300 arrests made in crackdown of West African cyber fraud group
An international law enforcement operation targeting the sprawling West African organized crime and cyber fraud ecosystem led to 300 arrests, $3 million in assets seized and 720 blocked bank accounts, Interpol said Wednesday.
The arrests — made across five continents — came as part of Operation Jackal III, Interpol said in a statement, which ran from April 10 to July 3.
“The volume of financial fraud stemming from West Africa is alarming and increasing,” Isaac Oginni, the director of Interpol’s Financial Crime and Anti-Corruption Centre, said in a statement. “This operation’s results underscore the critical need for international law enforcement collaboration to combat these extensive criminal networks.”
“By identifying suspects, recovering illicit funds and putting some of West Africa’s most dangerous organized crime leaders behind bars, we are able to weaken their influence and reduce their capacity to harm communities around the world,” he added.
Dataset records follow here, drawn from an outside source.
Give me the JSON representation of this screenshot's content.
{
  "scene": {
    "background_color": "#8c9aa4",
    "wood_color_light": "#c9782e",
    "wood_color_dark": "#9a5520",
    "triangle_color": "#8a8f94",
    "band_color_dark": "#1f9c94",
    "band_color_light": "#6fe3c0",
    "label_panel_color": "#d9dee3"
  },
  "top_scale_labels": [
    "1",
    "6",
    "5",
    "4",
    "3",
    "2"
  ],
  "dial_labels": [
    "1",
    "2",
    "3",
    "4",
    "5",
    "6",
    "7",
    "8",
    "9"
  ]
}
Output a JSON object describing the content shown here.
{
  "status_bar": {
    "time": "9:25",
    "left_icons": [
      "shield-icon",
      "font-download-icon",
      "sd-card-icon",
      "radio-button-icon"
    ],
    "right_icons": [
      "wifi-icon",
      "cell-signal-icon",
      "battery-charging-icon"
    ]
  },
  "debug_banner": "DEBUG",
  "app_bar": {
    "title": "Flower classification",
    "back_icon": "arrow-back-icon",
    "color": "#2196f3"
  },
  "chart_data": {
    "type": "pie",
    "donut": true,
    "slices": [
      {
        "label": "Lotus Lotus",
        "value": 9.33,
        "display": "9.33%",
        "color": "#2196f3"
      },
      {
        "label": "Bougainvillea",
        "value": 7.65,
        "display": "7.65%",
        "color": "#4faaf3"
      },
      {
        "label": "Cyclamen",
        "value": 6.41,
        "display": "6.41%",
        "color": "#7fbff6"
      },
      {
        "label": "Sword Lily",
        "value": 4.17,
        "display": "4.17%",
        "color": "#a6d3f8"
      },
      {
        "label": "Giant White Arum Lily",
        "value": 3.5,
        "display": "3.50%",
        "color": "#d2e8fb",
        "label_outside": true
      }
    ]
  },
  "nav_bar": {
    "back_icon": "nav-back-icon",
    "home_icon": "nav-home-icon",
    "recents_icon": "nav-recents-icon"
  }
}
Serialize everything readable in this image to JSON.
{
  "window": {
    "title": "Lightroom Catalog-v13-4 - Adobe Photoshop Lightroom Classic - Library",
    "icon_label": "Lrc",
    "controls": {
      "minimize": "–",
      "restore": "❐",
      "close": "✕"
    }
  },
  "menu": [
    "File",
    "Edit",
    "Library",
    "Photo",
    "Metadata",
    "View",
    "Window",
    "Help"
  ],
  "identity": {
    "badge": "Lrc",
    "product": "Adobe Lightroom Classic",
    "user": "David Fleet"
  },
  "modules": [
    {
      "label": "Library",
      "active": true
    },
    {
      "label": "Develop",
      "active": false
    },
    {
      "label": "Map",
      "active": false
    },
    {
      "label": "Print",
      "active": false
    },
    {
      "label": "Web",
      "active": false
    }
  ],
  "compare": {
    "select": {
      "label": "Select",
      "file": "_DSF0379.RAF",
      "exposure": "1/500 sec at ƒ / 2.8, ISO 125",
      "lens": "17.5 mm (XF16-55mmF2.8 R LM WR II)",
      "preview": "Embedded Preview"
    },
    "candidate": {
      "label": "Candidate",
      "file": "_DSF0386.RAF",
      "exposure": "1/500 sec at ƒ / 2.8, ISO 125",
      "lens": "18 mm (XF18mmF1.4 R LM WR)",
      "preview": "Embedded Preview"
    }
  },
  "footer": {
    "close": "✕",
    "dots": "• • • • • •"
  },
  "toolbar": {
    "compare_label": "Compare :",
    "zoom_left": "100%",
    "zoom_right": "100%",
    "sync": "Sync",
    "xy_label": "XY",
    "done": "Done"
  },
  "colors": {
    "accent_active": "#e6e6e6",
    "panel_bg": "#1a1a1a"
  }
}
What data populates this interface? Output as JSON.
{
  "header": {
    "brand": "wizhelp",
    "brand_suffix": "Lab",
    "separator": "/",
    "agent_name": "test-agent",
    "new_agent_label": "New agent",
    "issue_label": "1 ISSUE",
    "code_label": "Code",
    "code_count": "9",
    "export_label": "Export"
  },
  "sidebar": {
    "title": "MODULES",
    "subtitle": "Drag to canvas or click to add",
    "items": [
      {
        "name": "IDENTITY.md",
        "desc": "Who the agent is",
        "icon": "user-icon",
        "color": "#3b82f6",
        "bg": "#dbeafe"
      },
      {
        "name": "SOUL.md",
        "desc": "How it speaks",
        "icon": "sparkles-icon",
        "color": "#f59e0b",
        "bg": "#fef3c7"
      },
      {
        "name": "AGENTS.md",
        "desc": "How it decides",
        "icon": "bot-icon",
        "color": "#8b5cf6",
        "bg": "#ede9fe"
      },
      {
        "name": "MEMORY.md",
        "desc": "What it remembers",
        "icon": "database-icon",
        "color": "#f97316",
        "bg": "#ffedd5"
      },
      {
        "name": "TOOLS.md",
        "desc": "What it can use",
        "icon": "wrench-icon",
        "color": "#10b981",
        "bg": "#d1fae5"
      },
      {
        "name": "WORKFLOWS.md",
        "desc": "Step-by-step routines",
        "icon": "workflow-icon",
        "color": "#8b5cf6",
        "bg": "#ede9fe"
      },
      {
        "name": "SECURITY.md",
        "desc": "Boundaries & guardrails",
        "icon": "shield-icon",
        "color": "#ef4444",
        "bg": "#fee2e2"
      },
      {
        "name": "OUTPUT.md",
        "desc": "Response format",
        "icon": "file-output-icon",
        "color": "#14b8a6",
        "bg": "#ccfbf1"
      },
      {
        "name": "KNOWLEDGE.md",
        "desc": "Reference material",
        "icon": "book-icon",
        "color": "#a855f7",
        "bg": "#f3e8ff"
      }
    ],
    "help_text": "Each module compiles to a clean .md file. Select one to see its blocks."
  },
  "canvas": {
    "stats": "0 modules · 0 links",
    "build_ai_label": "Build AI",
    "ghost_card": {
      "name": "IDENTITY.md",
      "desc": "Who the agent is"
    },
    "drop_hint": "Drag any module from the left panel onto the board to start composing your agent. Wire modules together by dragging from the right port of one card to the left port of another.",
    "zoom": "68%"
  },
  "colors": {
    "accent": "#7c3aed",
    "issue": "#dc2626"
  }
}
The operation targeted “Black Axe,” a Nigerian “violent mafia-style gang” that’s been operating for decades and conducting all manner of criminal activities, according to a December 2021 BBC report that examined hacked documents linked to the group. Interpol’s statement Wednesday described the group as “one of the most prominent West African transnational organized crime syndicates,” and said it engaged in cyber fraud, human trafficking, drug smuggling and violent crimes within Africa and globally.
The network of criminals used bank accounts around the world to facilitate fraud, Interpol said, with ongoing investigations in 40 countries looking into suspected related money laundering activity.
U.S. officials in 2021 arrested 33 people in Texas linked to the network and accused of business email compromise, investor scams and unemployment insurance fraud, The Record reported at the time. Suspects in that case were accused of stealing and laundering more than $17 million from at least 100 victims.
Business email compromise, also known as BEC, is one of the most “financially damaging” forms of internet-enabled crimes, according to the FBI. International BEC-related losses between June 2016 and December 2021 totalled $43 billion, the bureau said in a May 2022 public service announcement.